Question

An economist is interested in studying the monthly incomes of consumers in a particular region. The population standard deviation of monthly income is known to be 1000 rupees. A random sample of 49 individuals resulted in an average monthly income of 15000 rupees. What is the total width of the 90% confidence interval? *

Answer 1

The total width of the 90% confidence interval is 469.972.

Step-by-step explanation:

We are given that an economist is interested in studying the monthly incomes of consumers in a particular region.
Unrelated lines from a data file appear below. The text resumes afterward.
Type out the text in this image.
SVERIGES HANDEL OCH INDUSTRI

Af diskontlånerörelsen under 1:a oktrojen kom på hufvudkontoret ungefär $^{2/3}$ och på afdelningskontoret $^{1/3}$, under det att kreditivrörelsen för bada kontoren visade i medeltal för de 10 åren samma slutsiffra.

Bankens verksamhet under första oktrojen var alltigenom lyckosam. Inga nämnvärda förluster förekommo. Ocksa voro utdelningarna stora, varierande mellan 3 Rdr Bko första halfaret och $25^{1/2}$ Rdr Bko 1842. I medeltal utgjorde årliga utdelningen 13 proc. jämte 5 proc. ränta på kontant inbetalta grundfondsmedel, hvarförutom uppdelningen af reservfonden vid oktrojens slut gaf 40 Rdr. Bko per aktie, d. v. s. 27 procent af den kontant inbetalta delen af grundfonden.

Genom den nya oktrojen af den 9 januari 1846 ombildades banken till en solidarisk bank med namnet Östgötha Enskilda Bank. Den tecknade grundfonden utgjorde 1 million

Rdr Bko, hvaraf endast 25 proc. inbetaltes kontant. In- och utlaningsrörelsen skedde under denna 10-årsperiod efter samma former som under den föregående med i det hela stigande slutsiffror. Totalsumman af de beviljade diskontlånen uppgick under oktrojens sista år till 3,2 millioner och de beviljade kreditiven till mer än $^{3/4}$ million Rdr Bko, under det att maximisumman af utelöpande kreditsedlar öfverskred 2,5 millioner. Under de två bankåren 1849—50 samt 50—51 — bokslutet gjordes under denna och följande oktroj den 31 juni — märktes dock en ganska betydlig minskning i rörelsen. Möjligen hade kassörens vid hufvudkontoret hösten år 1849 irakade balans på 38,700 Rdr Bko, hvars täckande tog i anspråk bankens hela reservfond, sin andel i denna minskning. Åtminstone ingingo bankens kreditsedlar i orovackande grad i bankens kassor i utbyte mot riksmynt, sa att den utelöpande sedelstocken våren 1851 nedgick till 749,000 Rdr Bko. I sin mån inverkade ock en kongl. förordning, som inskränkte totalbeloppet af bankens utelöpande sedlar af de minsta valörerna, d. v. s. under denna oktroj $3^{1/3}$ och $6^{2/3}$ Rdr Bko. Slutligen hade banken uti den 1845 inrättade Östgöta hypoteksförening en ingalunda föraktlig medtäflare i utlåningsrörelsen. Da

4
The population standard deviation of monthly income is known to be 1000 rupees.

A random sample of 49 individuals resulted in an average monthly income of 15000 rupees.

Firstly, the pivotal quantity for 90% confidence interval for the population mean is given by;

                              P.Q. = $\frac{\bar X-\mu}{\frac{\sigma}{\sqrt{n} } }$  ~ N(0,1)

where, $\bar X$ = sample average monthly income = Rs 15,000

            n = sample of individuals = 49

            $\sigma$ = population standard deviation = Rs 1,000

            $\mu$ = population mean monthly income

Here for constructing 90% confidence interval we have used One-sample z statistics because we know about the population standard deviation.

So, 99% confidence interval for the population mean, $\mu$ is ;

P(-1.6449 < N(0,1) < 1.6449) = 0.90  {As the critical value of z at 5%

                                     level of significance are -1.6449 & 1.6449}

P(-1.6449 < $\frac{\bar X-\mu}{\frac{\sigma}{\sqrt{n} } }$ < 1.6449) = 0.90

P( $-1.6449 \times {\frac{\sigma}{\sqrt{n} } }$ < ${\bar X-\mu}$ < $1.6449 \times {\frac{\sigma}{\sqrt{n} } }$ ) = 0.90

P( $\bar X-1.6449 \times {\frac{\sigma}{\sqrt{n} } }$ < $\mu$ < $\bar X+1.6449 \times {\frac{\sigma}{\sqrt{n} } }$ ) = 0.90

90% confidence interval for $\mu$ = [ $\bar X-1.6449 \times {\frac{\sigma}{\sqrt{n} } }$ , $\bar X+1.6449 \times {\frac{\sigma}{\sqrt{n} } }$]

                                        = [ $15000-1.6449 \times {\frac{1000}{\sqrt{49} } }$ , $15000+1.6449 \times {\frac{1000}{\sqrt{49} } }$ ]

                                        = [Rs 14765.014 , Rs 15234.986]

Therefore, 99% confidence interval for the population mean monthly income is [Rs 14765.014 , Rs 15234.986].

Now, the total width of 90% confidence interval = Rs 15234.986 - Rs 14765.014 = Rs 469.972.